The National Endowment for the Arts will award $14.5 million in federal matching grants to arts organizations for 1993--including $1.5 million earmarked for seven Southern California arts institutions.
The seven grantees are Los Angeles' Music Center Opera Assn., which will receive $470,000; American Film Institute ($350,000); Los Angeles Philharmonic ($175,000); the Los Angeles Festival ($125,000); Santa Monica's Cornerstone Theater Company (210,000); the Museum of Contemporary Art, San Diego ($210,000); and Costa Mesa's South Coast Repertory ($115,000).
The list of California recipients also includes the American Conservatory Theater ($235,000) and the Women's Philharmonic ($75,000), both of San Francisco, boosting the total funding for California groups to $1.88 million.
The funding is awarded through the NEA's Challenge Grant program, which requires the grantees to raise a minimum of three private dollars for every dollar awarded by the NEA, over a three-year period. The grant program will fund 60 cultural organizations in 22 states, selected from an applicant pool of 268 groups nationwide.
This year's grants range from $1 million down to $75,000. The largest grant goes to the Atlanta Arts Alliance's Woodruff Arts Center, to assist the center's multimillion-dollar fund drive to benefit its Alliance Theater.
The American Film Institute grant will support a new $1.5-million film preservation project honoring the 100th anniversary of cinema, among other AFI projects. The Los Angeles Festival will divide its funds between its upcoming August-October festival celebrating the arts of the Middle East and Africa, and the development of programs exploring the roots of dance and music forms of particular interest to teen-age audiences, including rap and hip-hop, because the young audience has traditionally been underserved by arts programs.

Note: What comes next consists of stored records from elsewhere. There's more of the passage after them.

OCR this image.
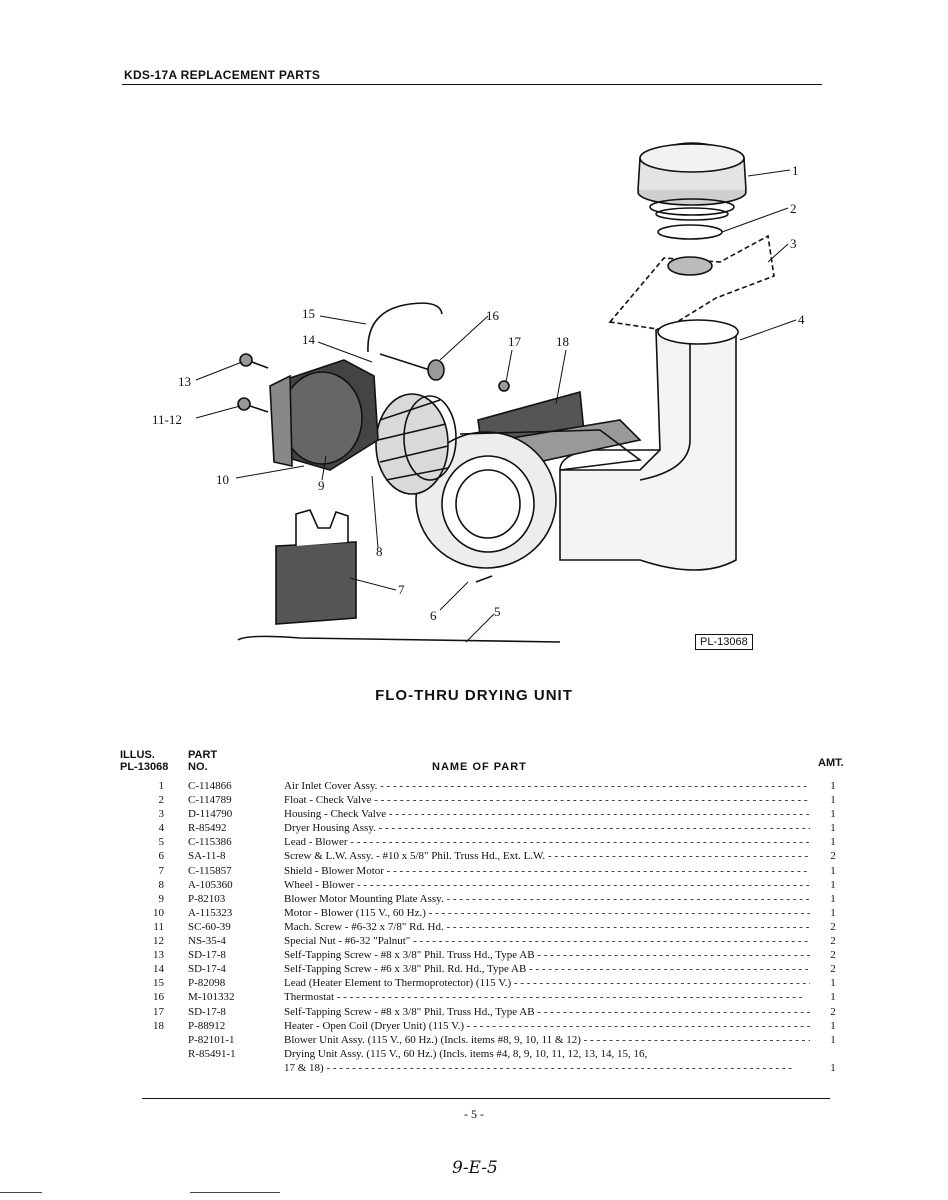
KDS-17A REPLACEMENT PARTS
1
2
3
4
5
6
7
8
9
10
11-12
13
14
15	16
17	18
PL-13068
FLO-THRU DRYING UNIT
ILLUS.
PL-13068
PART
NO.	NAME OF PART	AMT.
1 C-114866	Air Inlet Cover Assy. - - -	1
2 C-114789	Float - Check Valve - - -	1
3 D-114790	Housing - Check Valve - - -	1
4 R-85492	Dryer Housing Assy. - - -	1
5 C-115386	Lead - Blower - - -	1
6 SA-11-8	Screw & L.W. Assy. - #10 x 5/8" Phil. Truss Hd., Ext. L.W. - - -	2
7 C-115857	Shield - Blower Motor - - -	1
8 A-105360	Wheel - Blower - - -	1
9 P-82103	Blower Motor Mounting Plate Assy. - - -	1
10 A-115323	Motor - Blower (115 V., 60 Hz.) - - -	1
11 SC-60-39	Mach. Screw - #6-32 x 7/8" Rd. Hd. - - -	2
12 NS-35-4	Special Nut - #6-32 "Palnut" - - -	2
13 SD-17-8	Self-Tapping Screw - #8 x 3/8" Phil. Truss Hd., Type AB - - -	2
14 SD-17-4	Self-Tapping Screw - #6 x 3/8" Phil. Rd. Hd., Type AB - - -	2
15 P-82098	Lead (Heater Element to Thermoprotector) (115 V.) - - -	1
16 M-101332	Thermostat - - -	1
17 SD-17-8	Self-Tapping Screw - #8 x 3/8" Phil. Truss Hd., Type AB - - -	2
18 P-88912	Heater - Open Coil (Dryer Unit) (115 V.) - - -	1
P-82101-1	Blower Unit Assy. (115 V., 60 Hz.) (Incls. items #8, 9, 10, 11 & 12) - - -	1
R-85491-1	Drying Unit Assy. (115 V., 60 Hz.) (Incls. items #4, 8, 9, 10, 11, 12, 13, 14, 15, 16,
17 & 18) - - -	1
- 5 -
9-E-5
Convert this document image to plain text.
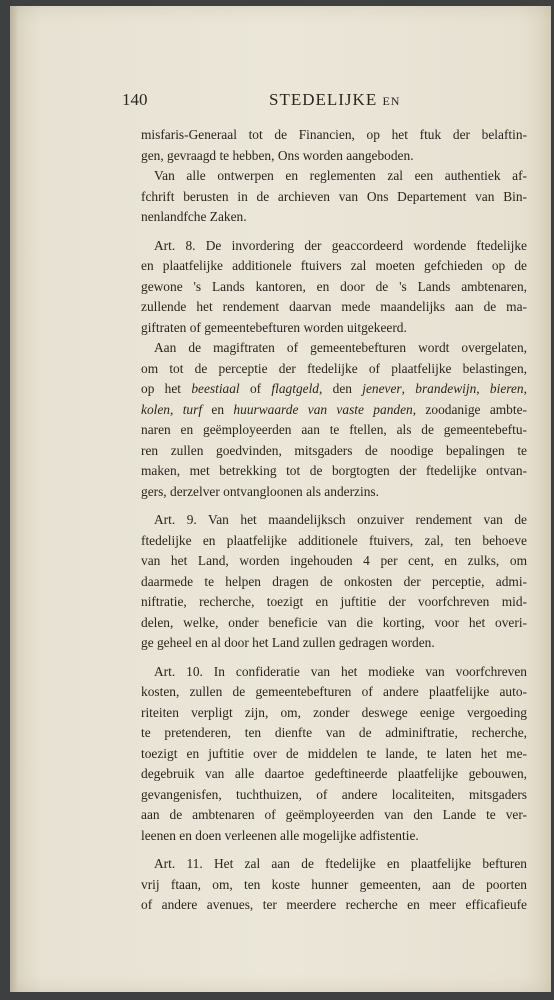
140	STEDELIJKE EN
misfaris-Generaal tot de Financien, op het ftuk der belaftin-
gen, gevraagd te hebben, Ons worden aangeboden.
Van alle ontwerpen en reglementen zal een authentiek af-
fchrift berusten in de archieven van Ons Departement van Bin-
nenlandfche Zaken.
Art. 8. De invordering der geaccordeerd wordende ftedelijke
en plaatfelijke additionele ftuivers zal moeten gefchieden op de
gewone 's Lands kantoren, en door de 's Lands ambtenaren,
zullende het rendement daarvan mede maandelijks aan de ma-
giftraten of gemeentebefturen worden uitgekeerd.
Aan de magiftraten of gemeentebefturen wordt overgelaten,
om tot de perceptie der ftedelijke of plaatfelijke belastingen,
op het beestiaal of flagtgeld, den jenever, brandewijn, bieren,
kolen, turf en huurwaarde van vaste panden, zoodanige ambte-
naren en geëmployeerden aan te ftellen, als de gemeentebeftu-
ren zullen goedvinden, mitsgaders de noodige bepalingen te
maken, met betrekking tot de borgtogten der ftedelijke ontvan-
gers, derzelver ontvangloonen als anderzins.
Art. 9. Van het maandelijksch onzuiver rendement van de
ftedelijke en plaatfelijke additionele ftuivers, zal, ten behoeve
van het Land, worden ingehouden 4 per cent, en zulks, om
daarmede te helpen dragen de onkosten der perceptie, admi-
niftratie, recherche, toezigt en juftitie der voorfchreven mid-
delen, welke, onder beneficie van die korting, voor het overi-
ge geheel en al door het Land zullen gedragen worden.
Art. 10. In confideratie van het modieke van voorfchreven
kosten, zullen de gemeentebefturen of andere plaatfelijke auto-
riteiten verpligt zijn, om, zonder deswege eenige vergoeding
te pretenderen, ten dienfte van de adminiftratie, recherche,
toezigt en juftitie over de middelen te lande, te laten het me-
degebruik van alle daartoe gedeftineerde plaatfelijke gebouwen,
gevangenisfen, tuchthuizen, of andere localiteiten, mitsgaders
aan de ambtenaren of geëmployeerden van den Lande te ver-
leenen en doen verleenen alle mogelijke adfistentie.
Art. 11. Het zal aan de ftedelijke en plaatfelijke befturen
vrij ftaan, om, ten koste hunner gemeenten, aan de poorten
of andere avenues, ter meerdere recherche en meer efficafieufe
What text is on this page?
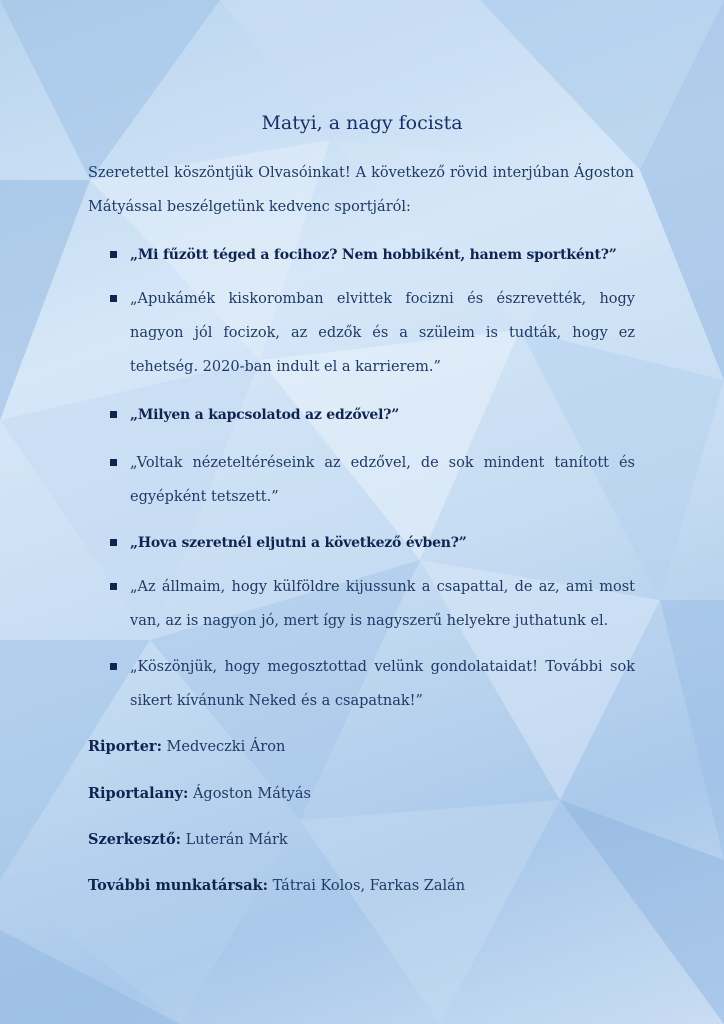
Matyi, a nagy focista
Szeretettel köszöntjük Olvasóinkat! A következő rövid interjúban Ágoston Mátyással beszélgetünk kedvenc sportjáról:
„Mi fűzött téged a focihoz? Nem hobbiként, hanem sportként?”
„Apukámék kiskoromban elvittek focizni és észrevették, hogy nagyon jól focizok, az edzők és a szüleim is tudták, hogy ez tehetség. 2020-ban indult el a karrierem.”
„Milyen a kapcsolatod az edzővel?”
„Voltak nézeteltéréseink az edzővel, de sok mindent tanított és egyépként tetszett.”
„Hova szeretnél eljutni a következő évben?”
„Az állmaim, hogy külföldre kijussunk a csapattal, de az, ami most van, az is nagyon jó, mert így is nagyszerű helyekre juthatunk el.
„Köszönjük, hogy megosztottad velünk gondolataidat! További sok sikert kívánunk Neked és a csapatnak!”
Riporter: Medveczki Áron
Riportalany: Ágoston Mátyás
Szerkesztő: Luterán Márk
További munkatársak: Tátrai Kolos, Farkas Zalán
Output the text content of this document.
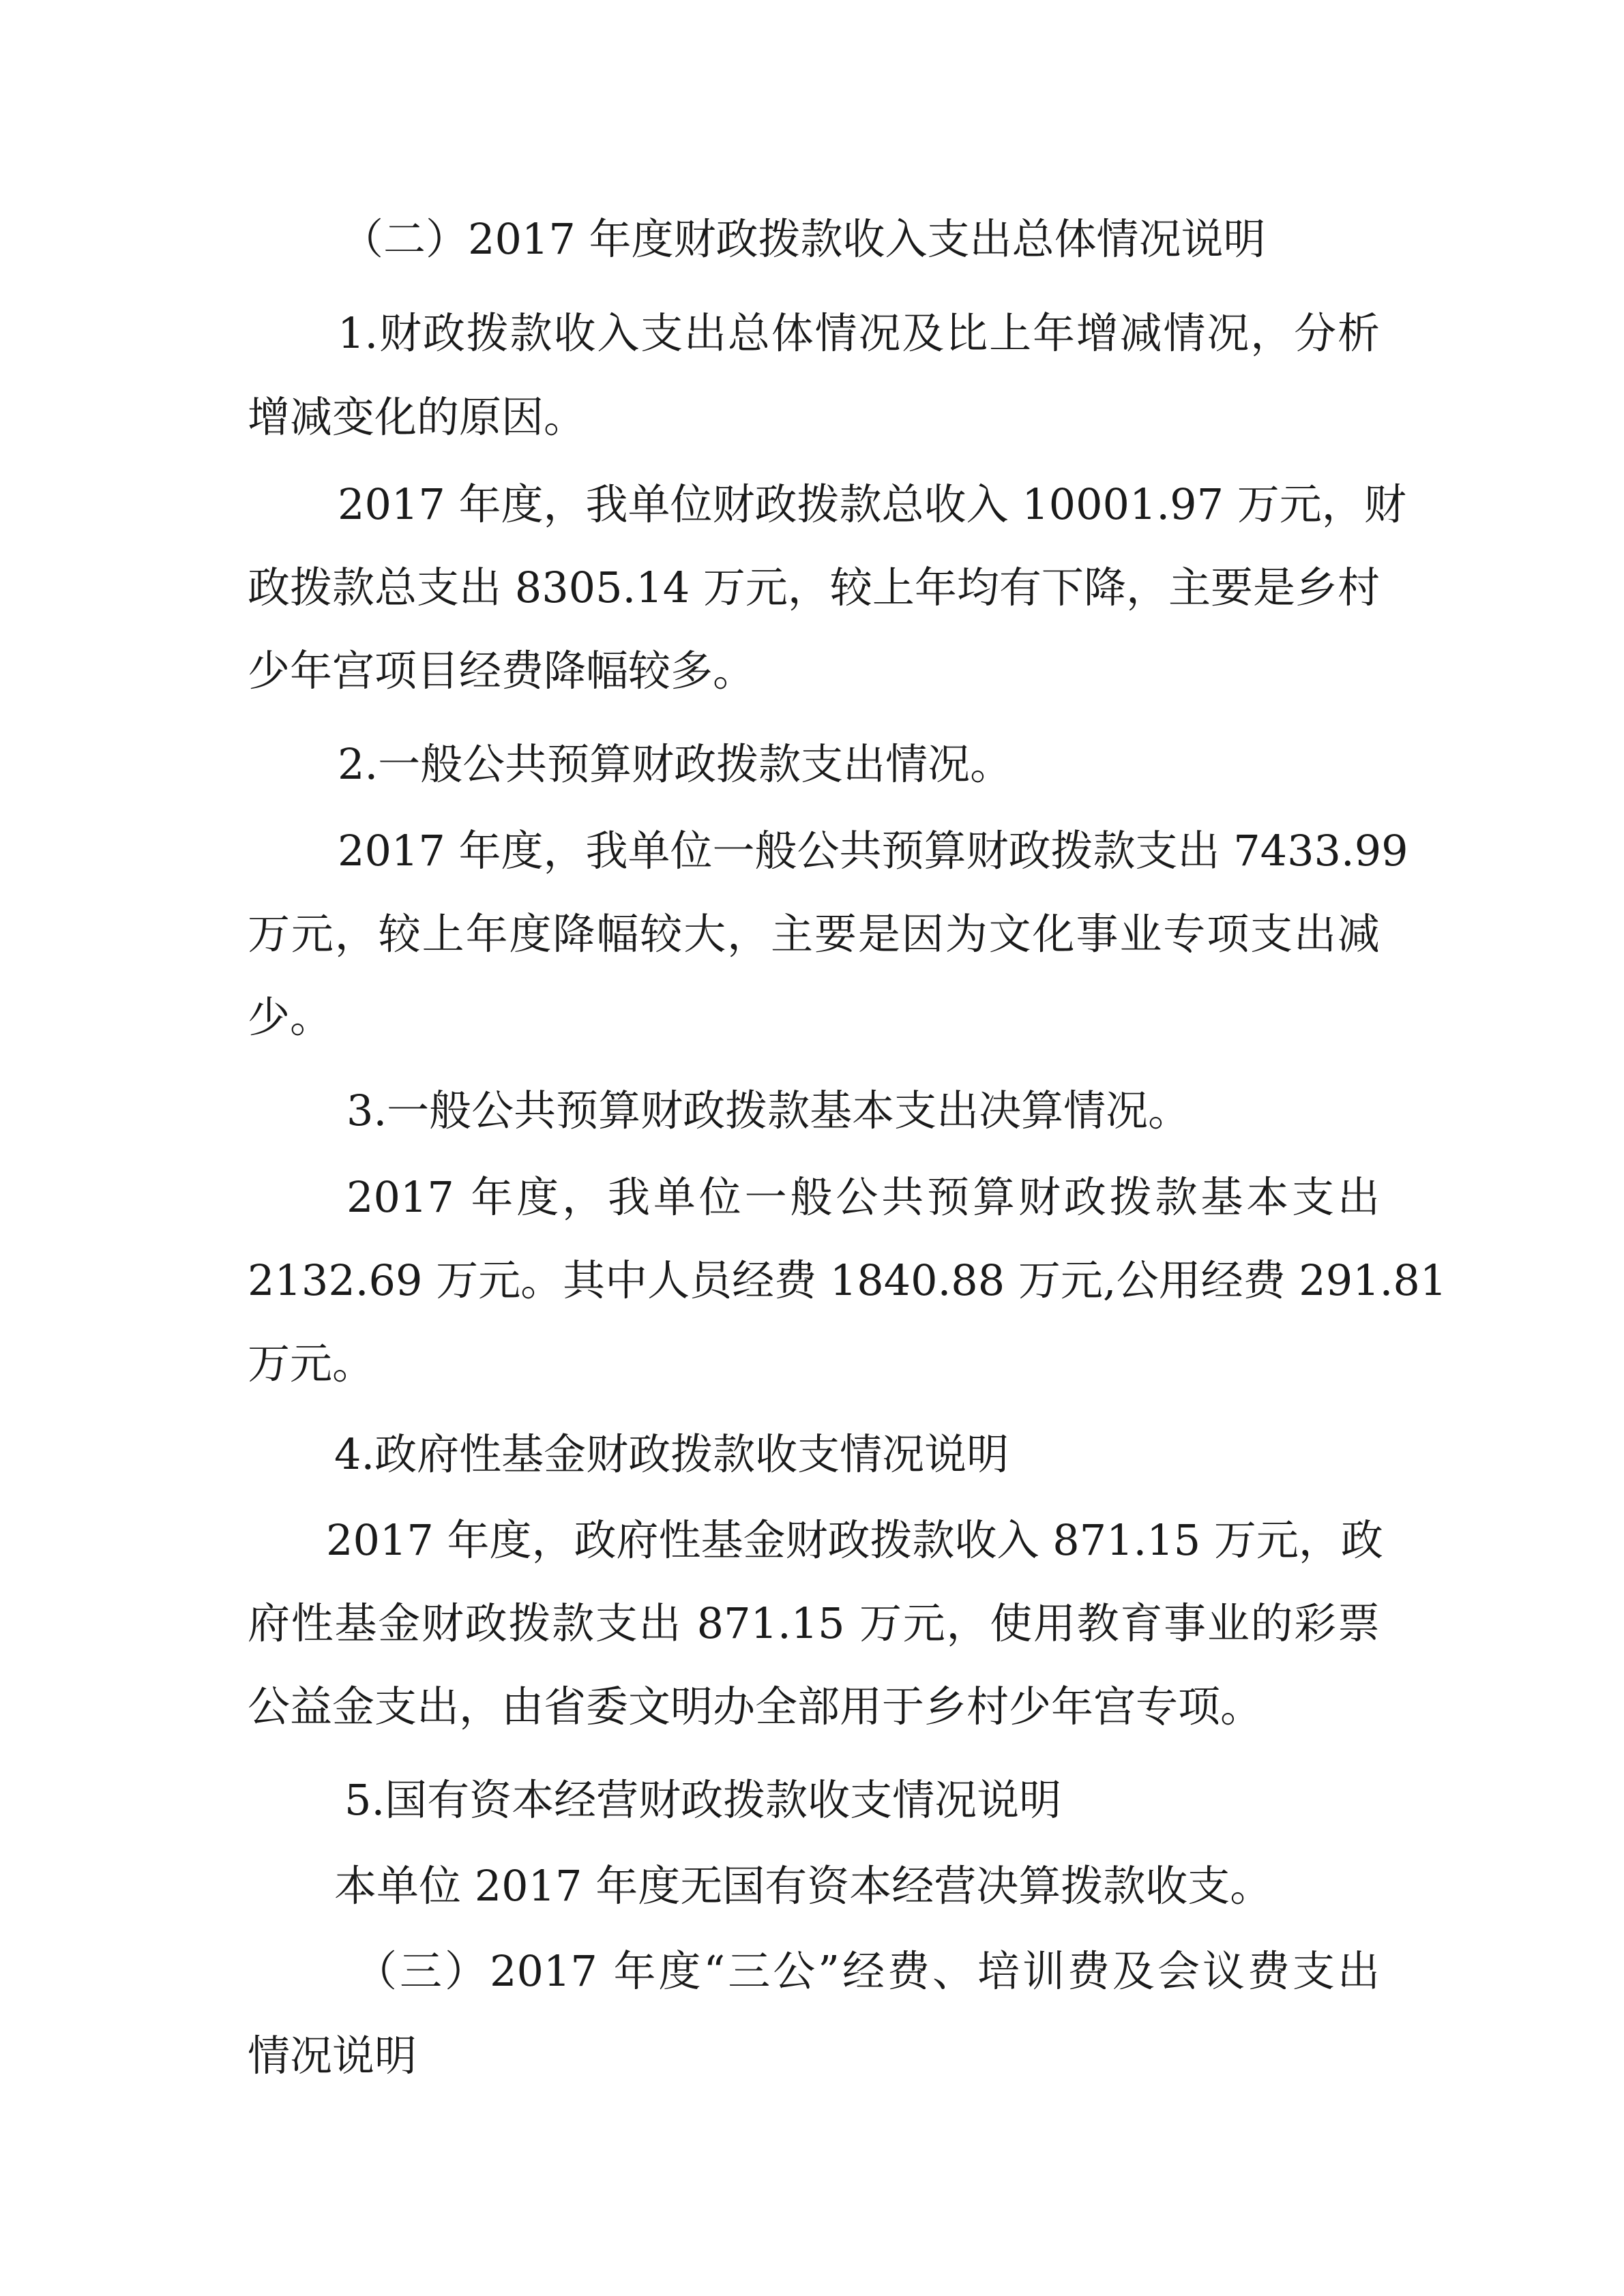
（二）2017 年度财政拨款收入支出总体情况说明

1.财政拨款收入支出总体情况及比上年增减情况，分析

增减变化的原因。

2017 年度，我单位财政拨款总收入 10001.97 万元，财

政拨款总支出 8305.14 万元，较上年均有下降，主要是乡村

少年宫项目经费降幅较多。

2.一般公共预算财政拨款支出情况。

2017 年度，我单位一般公共预算财政拨款支出 7433.99

万元，较上年度降幅较大，主要是因为文化事业专项支出减

少。

3.一般公共预算财政拨款基本支出决算情况。

2017 年度，我单位一般公共预算财政拨款基本支出

2132.69 万元。其中人员经费 1840.88 万元,公用经费 291.81

万元。

4.政府性基金财政拨款收支情况说明

2017 年度，政府性基金财政拨款收入 871.15 万元，政

府性基金财政拨款支出 871.15 万元，使用教育事业的彩票

公益金支出，由省委文明办全部用于乡村少年宫专项。

5.国有资本经营财政拨款收支情况说明

本单位 2017 年度无国有资本经营决算拨款收支。

（三）2017 年度“三公”经费、培训费及会议费支出

情况说明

Santa Monica's Cornerstone Theater plans to produce three theater pieces over a period of three years, resulting from three multi-week residencies. "Bridge Productions" will devote its first residency to senior citizens, Arab-Americans and Latinos; the second will focus on Korean- and African-Americans. The third residency will result in an original three-act play "focusing on the interconnection of living and working environments."
South Coast Repertory plans to establish an endowment for its Nexus Program, which will support commissions from minority and alternative theater artists.
The $75,000 grant to San Francisco's Women's Philharmonic will help to commission works by women composers. The Museum of Contemporary Art, San Diego, will use its grant toward a projected renovation of its La Jolla facility designed by architect Robert Venturi.
The Los Angeles Opera, the Los Angeles Philharmonic and the American Conservatory Theater (ACT) will use their grants for such needs as on-going support, purchases of new equipment and building renovation. ACT's main focus will be restoring its theater following extensive earthquake damage in 1989.